Beltrão os definiu desta maneira:
Os grupos rurais marginalizados são constituídos de habitantes de áreas isoladas
(carentes de energia elétrica, vias de transporte eficientes e meios de comunicação
industrializados) subinformados, desassistidos ou precariamente contatados pelas
intuições propulsoras da evolução social e, em conseqüência, alheiros às metas de
desenvolvimento perseguidas pelas classes dirigentes do país. (BELTRÃO, 1980,
p.41)
32
Nestes moldes, o projeto Mulheres de Argila, objeto de estudo deste trabalho
acadêmico, desenvolve-se em um espaço caracterizado como rural, afastado do centro e com
poucas vias de acesso, embora oficialmente a delimitação do espaço em questão ainda
corresponda a zona urbana de Caruaru, de acordo com o Instituto Brasileiro de Geografia e
Estatística (IBGE). No entanto, as características históricas, de âmbito artesanal, de formação
agrícola, e geográficas distanciam o lugar dos conceitos sobre urbanidade que foram
absorvidos, inclusive, pelo conjunto da população caruaruense que ainda observa o local
como área predominantemente rural.
Ainda no contexto de conjuntos segregados, o conceito de Grupos Culturalmente
Marginalizados também se torna imprescindível para esta pesquisa. Entende-se por grupos à
margem, na perspectiva cultural, os conjuntos que adotam uma ideologia antagonista ao
pensamento geral, emitindo sinais de contraposição que podem ser de ordem religiosa,
comportamental, social e até política. Professam de interpretações próprias que são tratadas
como verdadeiros dogmas e valorizam os costumes desenvolvidos no âmbito local mesmo
que de forma majoritária estes rituais não sejam praticados ou aceitos pela sociedade.
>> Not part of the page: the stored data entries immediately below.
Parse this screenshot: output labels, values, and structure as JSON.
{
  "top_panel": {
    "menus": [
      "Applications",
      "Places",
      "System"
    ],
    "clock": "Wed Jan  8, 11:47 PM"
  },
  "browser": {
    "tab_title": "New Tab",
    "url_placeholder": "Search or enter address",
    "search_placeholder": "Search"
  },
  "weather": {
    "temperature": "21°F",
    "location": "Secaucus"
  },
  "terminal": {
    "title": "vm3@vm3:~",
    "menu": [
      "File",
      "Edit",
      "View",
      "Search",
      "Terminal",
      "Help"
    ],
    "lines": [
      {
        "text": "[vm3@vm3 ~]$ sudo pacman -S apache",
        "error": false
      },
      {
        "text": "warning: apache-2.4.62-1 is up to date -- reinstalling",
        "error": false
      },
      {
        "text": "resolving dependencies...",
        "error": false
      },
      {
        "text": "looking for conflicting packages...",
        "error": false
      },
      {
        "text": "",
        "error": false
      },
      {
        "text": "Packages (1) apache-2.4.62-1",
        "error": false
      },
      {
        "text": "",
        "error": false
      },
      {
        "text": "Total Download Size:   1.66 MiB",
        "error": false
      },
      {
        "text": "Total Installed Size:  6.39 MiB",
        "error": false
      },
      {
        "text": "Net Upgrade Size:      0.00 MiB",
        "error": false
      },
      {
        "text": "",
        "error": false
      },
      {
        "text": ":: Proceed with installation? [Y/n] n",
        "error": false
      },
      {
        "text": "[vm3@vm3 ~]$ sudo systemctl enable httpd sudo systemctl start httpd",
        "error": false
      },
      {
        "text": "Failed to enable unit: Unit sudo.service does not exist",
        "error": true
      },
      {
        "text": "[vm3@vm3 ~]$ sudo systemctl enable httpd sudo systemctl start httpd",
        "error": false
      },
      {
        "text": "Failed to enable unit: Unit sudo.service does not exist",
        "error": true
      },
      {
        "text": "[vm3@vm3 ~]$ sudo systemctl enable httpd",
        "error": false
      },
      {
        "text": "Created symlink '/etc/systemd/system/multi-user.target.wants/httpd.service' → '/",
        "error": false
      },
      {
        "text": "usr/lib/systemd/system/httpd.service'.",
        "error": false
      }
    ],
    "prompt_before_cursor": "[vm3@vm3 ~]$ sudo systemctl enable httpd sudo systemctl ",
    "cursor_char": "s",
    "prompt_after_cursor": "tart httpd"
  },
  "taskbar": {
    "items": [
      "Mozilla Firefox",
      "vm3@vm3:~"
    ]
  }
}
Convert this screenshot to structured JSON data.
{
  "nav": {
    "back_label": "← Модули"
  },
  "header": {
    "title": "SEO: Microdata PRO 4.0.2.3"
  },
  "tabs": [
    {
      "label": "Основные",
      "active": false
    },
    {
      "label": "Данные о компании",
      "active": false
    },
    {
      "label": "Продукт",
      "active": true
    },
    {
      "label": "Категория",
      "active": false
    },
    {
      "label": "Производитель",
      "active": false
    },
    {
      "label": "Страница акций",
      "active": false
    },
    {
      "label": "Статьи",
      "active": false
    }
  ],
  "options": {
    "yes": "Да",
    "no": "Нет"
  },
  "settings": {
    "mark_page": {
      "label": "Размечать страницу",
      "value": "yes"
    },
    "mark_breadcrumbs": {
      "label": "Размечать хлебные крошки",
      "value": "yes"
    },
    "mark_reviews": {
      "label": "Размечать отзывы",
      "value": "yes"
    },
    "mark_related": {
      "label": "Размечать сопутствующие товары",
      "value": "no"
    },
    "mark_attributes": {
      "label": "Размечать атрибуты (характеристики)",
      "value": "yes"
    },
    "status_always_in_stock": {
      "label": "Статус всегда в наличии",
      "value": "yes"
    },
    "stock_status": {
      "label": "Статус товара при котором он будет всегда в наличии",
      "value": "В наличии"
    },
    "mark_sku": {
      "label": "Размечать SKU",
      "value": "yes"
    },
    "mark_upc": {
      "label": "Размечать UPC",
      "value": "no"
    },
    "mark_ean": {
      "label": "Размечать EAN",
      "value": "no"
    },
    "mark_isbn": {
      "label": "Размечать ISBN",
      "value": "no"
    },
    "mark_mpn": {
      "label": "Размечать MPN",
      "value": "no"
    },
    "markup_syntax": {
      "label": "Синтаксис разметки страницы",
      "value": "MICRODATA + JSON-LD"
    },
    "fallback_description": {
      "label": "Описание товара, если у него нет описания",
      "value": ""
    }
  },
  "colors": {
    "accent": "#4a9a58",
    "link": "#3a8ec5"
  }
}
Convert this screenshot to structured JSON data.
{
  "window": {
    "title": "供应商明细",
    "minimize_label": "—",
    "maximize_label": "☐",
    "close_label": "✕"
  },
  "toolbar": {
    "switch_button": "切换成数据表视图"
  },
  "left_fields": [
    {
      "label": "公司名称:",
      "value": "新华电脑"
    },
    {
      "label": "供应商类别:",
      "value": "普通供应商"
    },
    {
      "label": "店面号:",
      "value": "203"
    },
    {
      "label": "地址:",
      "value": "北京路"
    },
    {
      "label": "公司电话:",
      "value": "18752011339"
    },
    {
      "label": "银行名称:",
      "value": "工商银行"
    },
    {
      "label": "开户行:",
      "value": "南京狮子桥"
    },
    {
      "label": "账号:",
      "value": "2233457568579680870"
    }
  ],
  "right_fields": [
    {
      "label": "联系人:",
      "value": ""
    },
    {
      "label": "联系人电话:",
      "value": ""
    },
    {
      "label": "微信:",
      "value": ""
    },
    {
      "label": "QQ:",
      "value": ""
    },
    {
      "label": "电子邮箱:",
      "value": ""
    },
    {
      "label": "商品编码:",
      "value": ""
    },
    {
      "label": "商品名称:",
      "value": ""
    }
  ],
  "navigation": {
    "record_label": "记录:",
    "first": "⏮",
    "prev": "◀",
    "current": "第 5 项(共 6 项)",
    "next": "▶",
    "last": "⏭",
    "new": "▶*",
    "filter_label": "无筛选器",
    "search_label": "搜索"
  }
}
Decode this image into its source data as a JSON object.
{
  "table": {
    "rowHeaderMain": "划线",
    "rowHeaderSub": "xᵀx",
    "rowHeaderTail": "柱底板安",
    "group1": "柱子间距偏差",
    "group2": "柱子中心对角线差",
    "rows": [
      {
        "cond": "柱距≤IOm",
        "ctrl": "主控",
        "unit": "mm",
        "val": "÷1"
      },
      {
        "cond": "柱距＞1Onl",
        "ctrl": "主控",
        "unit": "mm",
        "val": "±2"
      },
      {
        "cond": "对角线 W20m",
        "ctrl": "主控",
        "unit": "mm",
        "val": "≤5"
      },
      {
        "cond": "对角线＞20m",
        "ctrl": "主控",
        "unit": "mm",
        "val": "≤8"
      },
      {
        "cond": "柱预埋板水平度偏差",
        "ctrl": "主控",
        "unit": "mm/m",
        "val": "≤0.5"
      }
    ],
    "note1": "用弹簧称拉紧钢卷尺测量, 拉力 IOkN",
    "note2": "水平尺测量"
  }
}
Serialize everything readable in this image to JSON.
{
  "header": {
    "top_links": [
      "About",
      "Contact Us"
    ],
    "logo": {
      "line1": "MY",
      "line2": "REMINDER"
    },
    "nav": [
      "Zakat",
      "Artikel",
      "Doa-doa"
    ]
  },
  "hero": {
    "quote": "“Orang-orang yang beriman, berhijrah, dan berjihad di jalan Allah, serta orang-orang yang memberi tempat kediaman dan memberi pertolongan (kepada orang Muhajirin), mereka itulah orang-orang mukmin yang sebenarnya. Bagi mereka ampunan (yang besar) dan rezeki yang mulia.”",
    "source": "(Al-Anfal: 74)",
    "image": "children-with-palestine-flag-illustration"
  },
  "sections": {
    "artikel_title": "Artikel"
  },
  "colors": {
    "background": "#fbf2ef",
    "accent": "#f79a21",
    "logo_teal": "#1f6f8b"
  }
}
Estes
grupos definidos por Beltrão atuam em perspectiva contrária a padrões estabelecidos pela
normatividade impondo ideologias próprias que causam incomodo a outras formações
coletivas que contam com a aceitabilidade coletiva e status social garantido. O autor os
definiu como “Os grupos culturalmente marginalizados, urbanos ou rurais, que representam
contingentes de contestação aos princípios, à moral ou à estrutura social vigente”
(BELTRÃO, 1980, p. 40).
No contexto social, em sua maioria, possuem baixa renda financeira e estão expostos a
subempregos ou a empregos de remuneração insuficiente ou menor que os demais, condição
de vida esta que se reflete em outros âmbitos como em estruturas precárias de moradia,
algumas vezes sem reconhecimento legal, maior dificuldade de ingresso no mundo do
trabalho, violência e preconceito.
Constituem-se de indivíduos marginalizados por contestação à cultura e organização
social estabelecida, em razão de adotarem filosofia e/ou política contraposta a idéias
e práticas generalizadas da comunidade. Desse modo, forçada ou voluntariamente,
tais grupos se acham apartados dos demais que, entretanto, procuram atrair às suas
fileiras, utilizando no proselitismo métodos e meios acessíveis ao público rural e
urbano a que se destinam suas mensagens, sejam convencionais ou de folk, que
manejam com habilidade e audácia (BELTRÃO, 1980, p. 103).
33
Levando-se em conta este cenário, propõe-se que o projeto Mulheres de Argila
também se encaixe na conceituação de Grupos Culturalmente Marginalizados, adotando-se
duas linhas de pensamento. A primeira, o projeto é composto por um grupo formado
inteiramente por mulheres que estão submetidas aos preconceitos sociais, históricos e
culturais sofridos pelo gênero em detrimento de uma cultura machista, que influencia não
apenas a vida pessoal como também a vida profissional das mulheres, comprometendo sua
autonomia econômica com salários baixos ou com a imposição do trabalho doméstico.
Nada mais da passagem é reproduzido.